Wow

5 Mitos dan Fakta tentang Tidur Berjalan atau Sleepwalking

5 Mitos dan Fakta tentang Tidur Berjalan atau Sleepwalking

Pernahkah kamu melihat seseorang berjalan dalam keadaan tidur atau sleepwalking? Apa yang ada di benak kalian saat melihatnya? Atau apakah kalian mengalaminya sendiri?

Sleepwalking atau kondisi tidur berjalan adalah gangguan tidur yang membuat seseorang bangun dari tempat tidurnya, lalu berjalan atau berbicara. Dulunya, sleepwalking dikenal sebagai somnambulism.

Mungkin karena tidur sambil berjalan adalah hal tak biasa dan pengetahuan yang didapat adalah lewat tayangan seperti serial dan film, akhirnya melahirkan banyak mitos mengenai gangguan tidur ini.

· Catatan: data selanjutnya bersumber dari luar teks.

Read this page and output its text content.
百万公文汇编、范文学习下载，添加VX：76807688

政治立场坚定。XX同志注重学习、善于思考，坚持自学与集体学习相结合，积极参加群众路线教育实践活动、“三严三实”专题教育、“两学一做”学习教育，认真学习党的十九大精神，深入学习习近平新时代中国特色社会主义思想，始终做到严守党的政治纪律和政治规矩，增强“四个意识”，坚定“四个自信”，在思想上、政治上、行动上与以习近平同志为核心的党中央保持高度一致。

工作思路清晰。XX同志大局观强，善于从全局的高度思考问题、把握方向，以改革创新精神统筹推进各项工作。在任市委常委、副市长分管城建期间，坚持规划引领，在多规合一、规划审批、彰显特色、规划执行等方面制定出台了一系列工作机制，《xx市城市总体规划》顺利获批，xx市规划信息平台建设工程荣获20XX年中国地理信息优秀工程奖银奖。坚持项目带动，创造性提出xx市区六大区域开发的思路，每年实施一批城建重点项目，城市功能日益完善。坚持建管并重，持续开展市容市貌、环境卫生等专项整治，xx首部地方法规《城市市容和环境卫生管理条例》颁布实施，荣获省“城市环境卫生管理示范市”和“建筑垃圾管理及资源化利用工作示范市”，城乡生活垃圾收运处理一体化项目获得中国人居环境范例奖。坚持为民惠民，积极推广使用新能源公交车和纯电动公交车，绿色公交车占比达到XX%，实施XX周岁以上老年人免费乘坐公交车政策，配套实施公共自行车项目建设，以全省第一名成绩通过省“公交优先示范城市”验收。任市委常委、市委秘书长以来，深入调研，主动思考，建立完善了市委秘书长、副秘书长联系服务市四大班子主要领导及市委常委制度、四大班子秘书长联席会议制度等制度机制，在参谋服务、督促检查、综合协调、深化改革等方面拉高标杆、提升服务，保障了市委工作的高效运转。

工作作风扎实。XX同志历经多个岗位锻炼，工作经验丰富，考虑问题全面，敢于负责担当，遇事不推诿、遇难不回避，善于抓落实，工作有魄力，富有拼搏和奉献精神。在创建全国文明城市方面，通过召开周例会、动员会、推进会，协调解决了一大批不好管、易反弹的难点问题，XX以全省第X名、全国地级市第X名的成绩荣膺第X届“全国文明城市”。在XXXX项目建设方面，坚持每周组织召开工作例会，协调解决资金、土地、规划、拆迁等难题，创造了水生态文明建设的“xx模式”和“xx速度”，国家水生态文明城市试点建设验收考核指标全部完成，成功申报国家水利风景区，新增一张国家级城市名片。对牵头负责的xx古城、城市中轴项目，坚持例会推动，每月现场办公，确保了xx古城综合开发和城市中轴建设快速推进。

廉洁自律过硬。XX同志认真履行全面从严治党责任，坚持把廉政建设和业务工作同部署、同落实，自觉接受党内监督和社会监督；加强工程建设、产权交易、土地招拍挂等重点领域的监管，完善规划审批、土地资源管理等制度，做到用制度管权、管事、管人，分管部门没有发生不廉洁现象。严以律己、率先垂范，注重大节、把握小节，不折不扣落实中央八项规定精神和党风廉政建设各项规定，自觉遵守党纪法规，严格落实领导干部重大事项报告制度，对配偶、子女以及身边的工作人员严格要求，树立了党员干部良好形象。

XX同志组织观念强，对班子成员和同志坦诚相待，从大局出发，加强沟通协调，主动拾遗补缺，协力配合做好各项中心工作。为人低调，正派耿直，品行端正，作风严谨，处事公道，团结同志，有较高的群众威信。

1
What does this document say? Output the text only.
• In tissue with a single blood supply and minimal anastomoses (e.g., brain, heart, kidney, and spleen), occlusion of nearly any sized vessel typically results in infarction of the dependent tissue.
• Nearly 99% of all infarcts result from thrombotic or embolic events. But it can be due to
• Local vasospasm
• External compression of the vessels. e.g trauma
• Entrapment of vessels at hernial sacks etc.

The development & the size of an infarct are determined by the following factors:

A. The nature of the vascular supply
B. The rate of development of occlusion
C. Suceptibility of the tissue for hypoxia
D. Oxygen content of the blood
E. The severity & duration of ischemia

Bekali diri dengan informasi yang benar, yuk, ketahui bersama berbagai mitos seputar tidur berjalan beserta faktanya!

Baca Juga : Simak 5 Fakta tentang Keramas yang Ternyata hanya Mitos

1. Membangunkan orang yang tidur sambil berjalan itu sangat berbahaya

Banyak orang yang mengatakan, bahwa membangunkan orang yang tidur sambil berjalan dapat menyebabkan serangan jantung para orang tersebut. Ada juga kabar yang mengatakan bahwa membangunkan mereka bisa bikin mereka gila. Anggapan ini dibantah.

Lantas, apa yang terjadi jika kita membangunkan orang yang tidur sambil berjalan?

Hal itu serupa saat kita mengalami mimpi yang sangat mendetail dan seperti nyata. Kemudian kita tiba-tiba terbangun dan merasa linglung. Begitu juga halnya saat kita membangunkan orang yang tidur sambil berjalan. Mereka akan mengalami kebingungan atau kesal, kecuali orang tersebut memiliki riwayat penyakit jantung.

Meski demikian, langkah yang harus dilakukan adalah menenangkan mereka dan memberi penjelasan tentang apa yang telah terjadi. Dengan begitu, mereka akan merasa lebih tenang dan bisa kembali tertidur.

2. Orang dalam keadaan tidur sambil berjalan tidak dapat terluka dalam keadaannya

Faktanya, orang yang berjalan dalam tidur tidak akan kehilangan kepekaan terhadap rangsangan apa pun. Mereka juga tidak akan kebal dan masih bisa terluka.

Seperti contoh, jika mereka melakukan pukulan dengan cukup keras, mereka akan terbangun. Itulah mengapa sangat penting untuk membawa sleepwalker kembali ke tempat tidur.

Selain itu, langkah pengamanan yang dapat dilakukan adalah mengamankan senjata tajam dan berbahaya jauh dari jangkauan agar tidak melukai sleepwalker.

3. Berjalan sambil tidur tidak akan berdampak apa-apa pada keesokan harinya

Faktanya, efek yang ditimbulkan dari tidur sambil berjalan ialah kualitas tidur yang terganggu atau kurang tidur. Mereka akan lebih sering merasakan kantuk pada siang hari dan ini bisa mengganggu aktivitas harian.

4. Orang yang tidur sambil berjalan selalu menutup mata

Mungkin kamu pernah melihatnya di tayangan horor, di mana seseorang tidur berjalan dengan mata terpejam. Namun, pada kenyataannya, orang yang tidur sambil berjalan tidak selalu menutup mata.

Itulah kenapa ada seseorang yang tidur sambil berjalan masih bisa melihat jalanan atau naik turun tangga tanpa terjatuh. Mereka melakukannya saat otak sedang dalam kondisi tidur dan sedang dalam fase tahap 3 non-rapid eye movement.

5. Orang dengan tidur berjalan tidak mengingat apa pun yang telah terjadi

Faktanya, sebagian dari mereka dapat mengingat apa yang mereka lakukan selama episode tidur berjalan. Bahkan, mereka mengingat apa yang mereka pikirkan dan emosi apa yang mereka rasakan.